Making A Meaningful Connection To The Game Of Tennis

October 20, 2015

Today I would like to discuss something that no one has ever spoken to me about nor asked me about in all my years of playing, teaching and coaching tennis. I want to talk to you about connecting to the game with your heart and soul and opening yourself up to all that the game can be and all you can derive from it.

Jill and I like to watch the TV show “So You Think You Can Dance.” I have never been a dancer nor was I ever interested in dance until very recently. The thing that drew me to the show was the way that these dancers put everything they had, physically, emotionally and even spiritually into their dancing. The best dancers had a combination of technical brilliance and an ability to interpret the music as well as connect the audience to the story they were trying to tell. You can tell the best dancers because they always look joyous yet spent after the dance because they put so much of themselves into it. They are not self conscious, they are not afraid, they are willing to bare it all to create beautiful art.

In tennis, most players rely way too much on technique to carry them through.They underestimate the emotional, psychological and even the spiritual components which is why they often look lost, unhappy and unconnected to the game. They never experience the sheer joy of letting everything out and playing with feeling. Here’s a personal anecdote that describes what I’m talking about from something other than tennis.

A few years ago I had surgery to remove a polyp from my vocal chords. I was told that taking voice lessons would help me to improve my vocal technique so that I didn’t continue to damage my voice. I had always wanted to take voice lessons so I was very excited about it. I took lessons from Jim Caputo, an amazing singer and a great voice coach. I learned quickly and developed very good technique. Many times when I would sing a song, Jim would say that he could see me thinking about technique while I was singing. This was helpful early on as it helped me develop consistent habits but the problem was that I could never get to the next step because I just couldn’t let it go and move on to connecting to the music. I might “sound nice” while singing but I could never connect to the words or the music thus I could never connect to the audience. I felt good when nice sounds came out of my mouth but that was as far as it went. Fortunately for me I was not trying to make a living at singing or competing at it but I still felt very unfulfilled in my singing. I loved it so much, yet I couldn’t make the right connection to it because I was afraid. Afraid of embarassing myself or of not doing it “right”.

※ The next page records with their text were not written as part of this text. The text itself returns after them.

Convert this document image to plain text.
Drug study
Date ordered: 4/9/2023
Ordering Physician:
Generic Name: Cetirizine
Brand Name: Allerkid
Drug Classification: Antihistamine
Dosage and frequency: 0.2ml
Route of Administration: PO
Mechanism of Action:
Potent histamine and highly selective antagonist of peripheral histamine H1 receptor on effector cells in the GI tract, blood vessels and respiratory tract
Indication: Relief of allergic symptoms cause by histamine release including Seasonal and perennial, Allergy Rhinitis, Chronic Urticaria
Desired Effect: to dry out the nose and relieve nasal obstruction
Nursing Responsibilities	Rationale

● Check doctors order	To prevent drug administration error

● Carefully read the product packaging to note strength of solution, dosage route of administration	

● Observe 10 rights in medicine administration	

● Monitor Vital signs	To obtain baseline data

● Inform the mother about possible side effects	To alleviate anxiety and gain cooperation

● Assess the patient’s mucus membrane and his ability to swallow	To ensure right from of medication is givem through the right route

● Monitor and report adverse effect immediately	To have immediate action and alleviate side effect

If you’re a tennis player, you can probably relate to that story. You learn the basic stroking techniques but are so afraid of letting go and reaching for your full potential because you might fail or not do it right. If that’s the case, you’re already failing. No amount of wins will make up for the fact that you are not fulfilled as a person and a tennis player. As my coach used to say ” you miss 100% of the shots you don’t try.”

So the question is, how do you connect to the game in a more well rounded way. I am going to give you a few suggestions. As with anything you wish to learn, this will take patience and practice. The more you learn not to try too hard, the easier it ( and your tennis) will be.

1.)Do some kind of dynamic warmup before you play. Get your heart rate up and your muscles loose. It’s difficult to play loose when you’re sore and tight. Be alone for a few minutes or listen to music while you do this. Get your thoughts where you want them to be and relax.
2.) Hit smooth and easy with a relaxed grip in the warmup. Build up to more racket speed and velocity on your shots as you find your rhythm. Focus on how good it feels to hit the ball well and how much fun it will be to test yourself against ( and with) your opponent.
3.) During the match, do not focus on the results, only the process. Whether you win or lose a point, you are focusing on the present, the point you are playing, not the past or the future. Nothing can happen in either of those places.
4.) Take everything that is happening as a challenge and an opportunity. There is nothing negative going on, only negative thoughts connected to actions and situations by you. The heat, the wind, bad line calls, a superior opponent are only difficult to deal with if you make them that way. Otherwise thay are just part of the process. Part of winning a sailing race is navigating difficult waters. No competent sailor expects the seas to be calm all the time.
5.) Don’t be afraid to do what you’ve trained to do. The only time you should have a regret is when you fail to go for your shots and play your game.
6.) Don’t think about technique at all during the match. Let your body adjust your strokes to the pace and spins of your opponent instead of being rigid and inflexible. Everyone you play gives you different challenges and you must adjust physically as well as mentally to those challenges. Stop trying to control everything and trust yourself.
7.) No excuses. They hit too soft, too much spin, why am I playing #1, the courts were too fast, etc. If you can get to the point where you can accept the fact that no one wins all the time and just say, “it was great to play tonight. I can’t wait to get a chance to play again”, you will be on your way to playing at a new level of enjoyment and fulfillment. You will connect to this game in a way you never imagined and reach places you never thought you could reach. I’ll see you when we get there.